Symantec forced to fix rootkit-style flaw
U-turn over hidden directory.
By John E Dunn | Techworld | Published: 13:34, 12 January 2006
Symantec has got caught up in the controversy surrounding "rootkit" technology that allows companies to hide programming elements from the computer they are installed on.
The anti-virus company has had to fix a flaw in Norton SystemWorks that could allow an attacker to hide malicious code in a hidden directory used by the product.
The problem itself is in the companys Norton Protected Recycle Bin, a feature that allows Windows users to restore file types not stored by Windows own recycle bin after deletion.
It uses a hidden folder, NProtect, which anti-virus scanners - including the companys own - does not monitor during scheduled or manual scans. Although the directory is scanned during on-access directed scans, the blind spot makes it a potential hideaway for malware, the company has admitted.

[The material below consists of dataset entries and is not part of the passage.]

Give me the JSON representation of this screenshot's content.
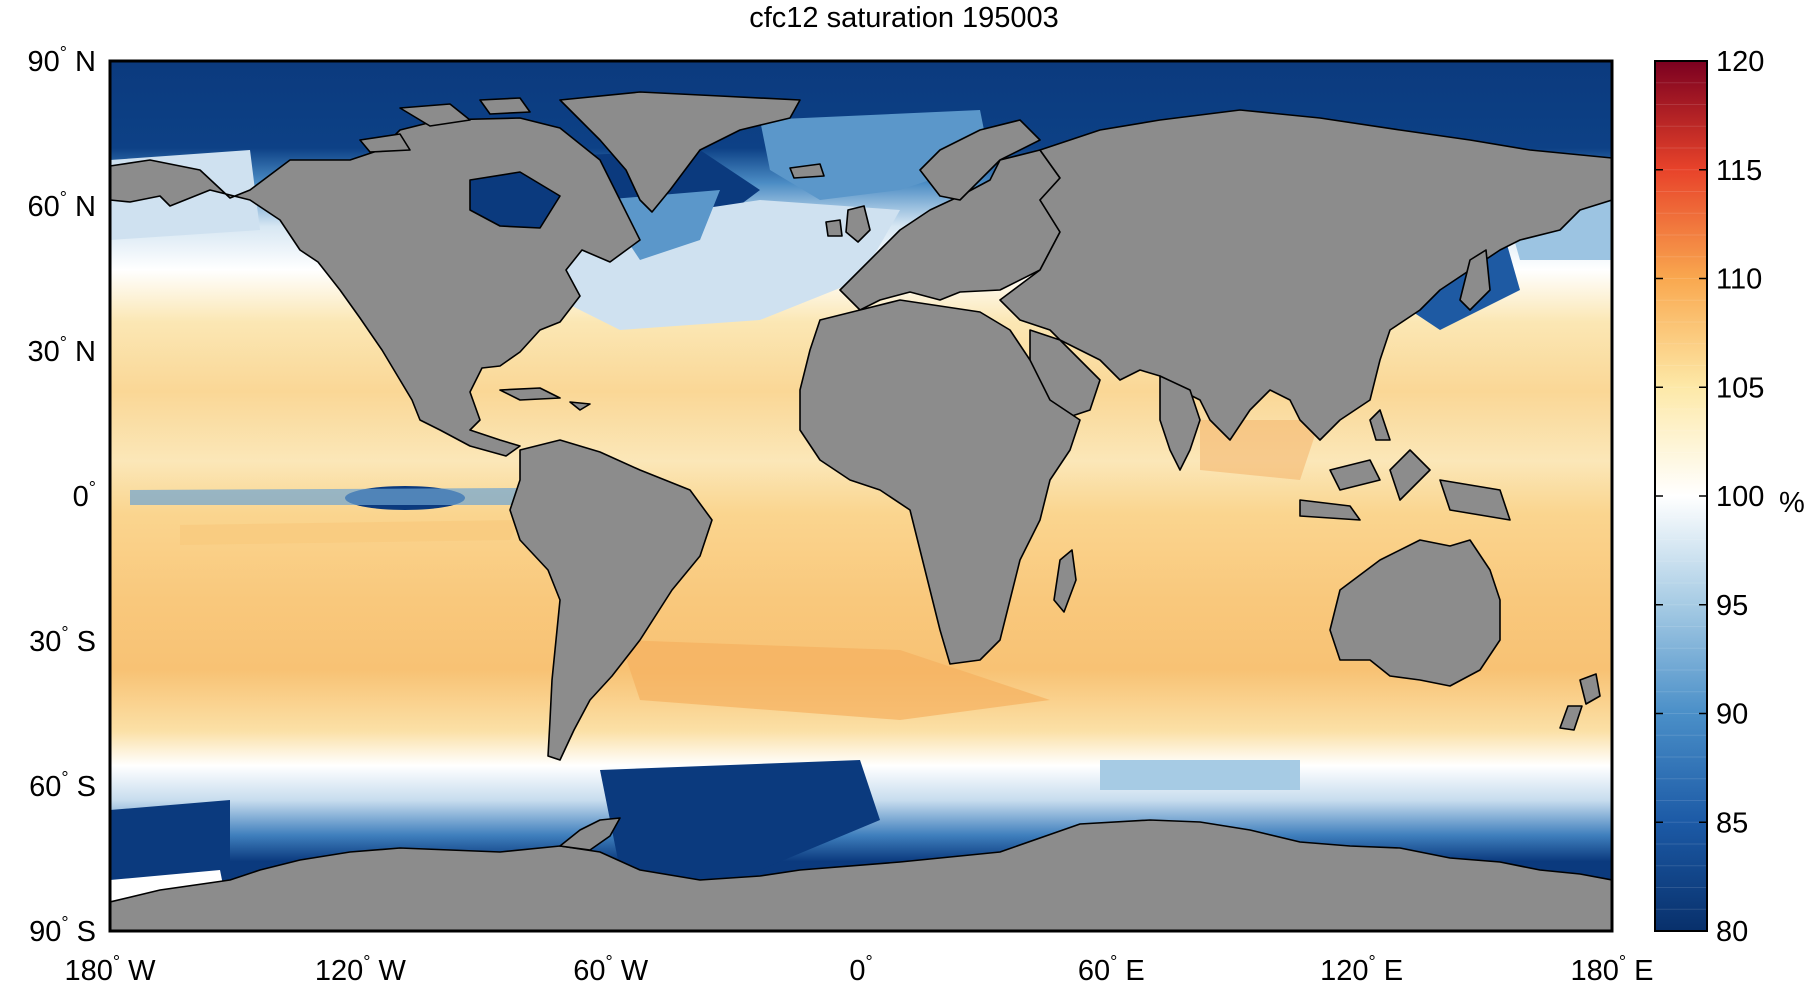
{
  "title": "cfc12 saturation 195003",
  "axes": {
    "x_ticks": [
      {
        "deg": "180",
        "hemi": "W"
      },
      {
        "deg": "120",
        "hemi": "W"
      },
      {
        "deg": "60",
        "hemi": "W"
      },
      {
        "deg": "0",
        "hemi": ""
      },
      {
        "deg": "60",
        "hemi": "E"
      },
      {
        "deg": "120",
        "hemi": "E"
      },
      {
        "deg": "180",
        "hemi": "E"
      }
    ],
    "y_ticks": [
      {
        "deg": "90",
        "hemi": "N"
      },
      {
        "deg": "60",
        "hemi": "N"
      },
      {
        "deg": "30",
        "hemi": "N"
      },
      {
        "deg": "0",
        "hemi": ""
      },
      {
        "deg": "30",
        "hemi": "S"
      },
      {
        "deg": "60",
        "hemi": "S"
      },
      {
        "deg": "90",
        "hemi": "S"
      }
    ],
    "xlim": [
      -180,
      180
    ],
    "ylim": [
      -90,
      90
    ]
  },
  "colorbar": {
    "ticks": [
      "80",
      "85",
      "90",
      "95",
      "100",
      "105",
      "110",
      "115",
      "120"
    ],
    "range": [
      80,
      120
    ],
    "unit": "%",
    "colors": [
      "#0a2d6b",
      "#1a57a5",
      "#4a8ec7",
      "#a6cbe4",
      "#ffffff",
      "#fce9a8",
      "#f9b659",
      "#f05a33",
      "#b01020",
      "#7b0020"
    ]
  },
  "colors": {
    "land": "#8c8c8c",
    "coast": "#000000",
    "ice_ocean": "#0b3a7e",
    "warm_ocean": "#fad796"
  }
}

The directory was hidden in the first place because Symantec wanted to ensure that users couldnt accidentally delete its contents.
"In light of current techniques used by malicious attackers, Symantec has re-evaluated the value of hiding this directory," an advisory on its website stated. Symantec has released an automatic update via its LiveUpdate, which makes the directory visible during all types of scan.
The practise of hiding directories from Windows is superficially reminiscent of Sonys notorious rootkit-like use of its XCP copy protection, which turned into a PR disaster inNovember. The issue was also brought to Symantecs attention by Mark Russinovich of sysinternals.com, who discovered and publicised what Sony was doing with XCP.
The issue in SystemWorks is not as significant, Symantec will argue with justification, because there was no intention to deceive the user for ulterior purposes. "Symantec is not aware of any attempts by hackers to conceal malicious code in the NProtect folder. This update is provided proactively to eliminate the possibility of that type of activity," the advisory concludes.
However, despite the company having come clean, it is hard to escape the impression of thoughtless and complacent software design in the past. This is an issue that could have caused problems had it not been noticed by third parties before it was noticed by malware writers.